In many case we approximate histogram of a data set as the probability density function. Can we quantize the difference between the PDF and the histogram? Is there analytic expression to describe this difference? Thanks,
If the number of samples one constructs the histogram from is approaching infinity, the normalised histogram (such that the frequencies in the intervals are divided by the number of samples) is approaching the probability density function. In case of a continuous distribution, it is a stepwise approximation so that the normalised frequency in an interval approaches the integral of the density function in that interval.
It can be considered as a special case of stochastic convergence.
Histogram can explain the probabilistic distribution type and parameter of the location,scale, shape and other properties as Skewness,Kurtosis and so on.

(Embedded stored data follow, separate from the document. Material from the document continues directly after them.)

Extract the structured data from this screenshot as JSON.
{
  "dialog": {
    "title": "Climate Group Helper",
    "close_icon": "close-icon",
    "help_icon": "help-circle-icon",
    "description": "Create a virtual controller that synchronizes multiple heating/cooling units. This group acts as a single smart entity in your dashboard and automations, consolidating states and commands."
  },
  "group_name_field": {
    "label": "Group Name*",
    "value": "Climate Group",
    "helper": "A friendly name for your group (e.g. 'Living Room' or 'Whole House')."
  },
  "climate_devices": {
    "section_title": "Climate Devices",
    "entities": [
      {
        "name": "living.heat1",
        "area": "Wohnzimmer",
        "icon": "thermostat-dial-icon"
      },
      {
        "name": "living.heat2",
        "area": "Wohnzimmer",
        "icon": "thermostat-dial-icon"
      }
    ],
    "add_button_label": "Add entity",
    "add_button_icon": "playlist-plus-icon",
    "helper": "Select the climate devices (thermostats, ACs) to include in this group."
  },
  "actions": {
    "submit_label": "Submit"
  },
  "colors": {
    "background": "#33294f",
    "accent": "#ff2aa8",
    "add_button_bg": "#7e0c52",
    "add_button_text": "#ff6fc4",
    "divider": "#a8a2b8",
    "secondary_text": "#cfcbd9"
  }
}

If the number of samples one constructs the histogram from is approaching infinity, the normalised histogram (such that the frequencies in the intervals are divided by the number of samples) is approaching the probability density function. In case of a continuous distribution, it is a stepwise approximation so that the normalised frequency in an interval approaches the integral of the density function in that interval.
It can be considered as a special case of stochastic convergence.
It is an interesting question . The histogram is based on bins and frequency in bins.
If the bins are made narrow we obtain the case of near zero probability (at a given point
in continuous rv the probability is zero). The other extreme of very broad bin would yield a deterministic variable. From this we may proceed as follows :
1 Choose some " best " bin division which would give maximally smooth polynomial fit.
this polynomial would then be the desired fit.
2 Model the data with some known pdf,s depending on the problem which has close
resemblance to the histogram. In this case perhaps the model pdf with least error squared would likely yield the result.
Your question is not simple, as it depends on the goals and assumptions of the analysis. The suitable distances/divergences between your pdf and sample points can change accordingly. The answers you got reflect this situation. For instance, if you accept that your (estimated) pdf is the target model and you try to compare with an independent sample, you are in the situation of a goodness-of-fit testing. For instance, if your interest is focused on the central frequencies, misfit of the tails are not so important, and your sample size is small to medium (e.g. n=10, ...,300), the Kolmogorov-Smirnov test may solve your problem as suggested by C. J. Albers. The suggestion by P. Teran is related to the failure of Kolmogorov-Smirnov test when using large samples.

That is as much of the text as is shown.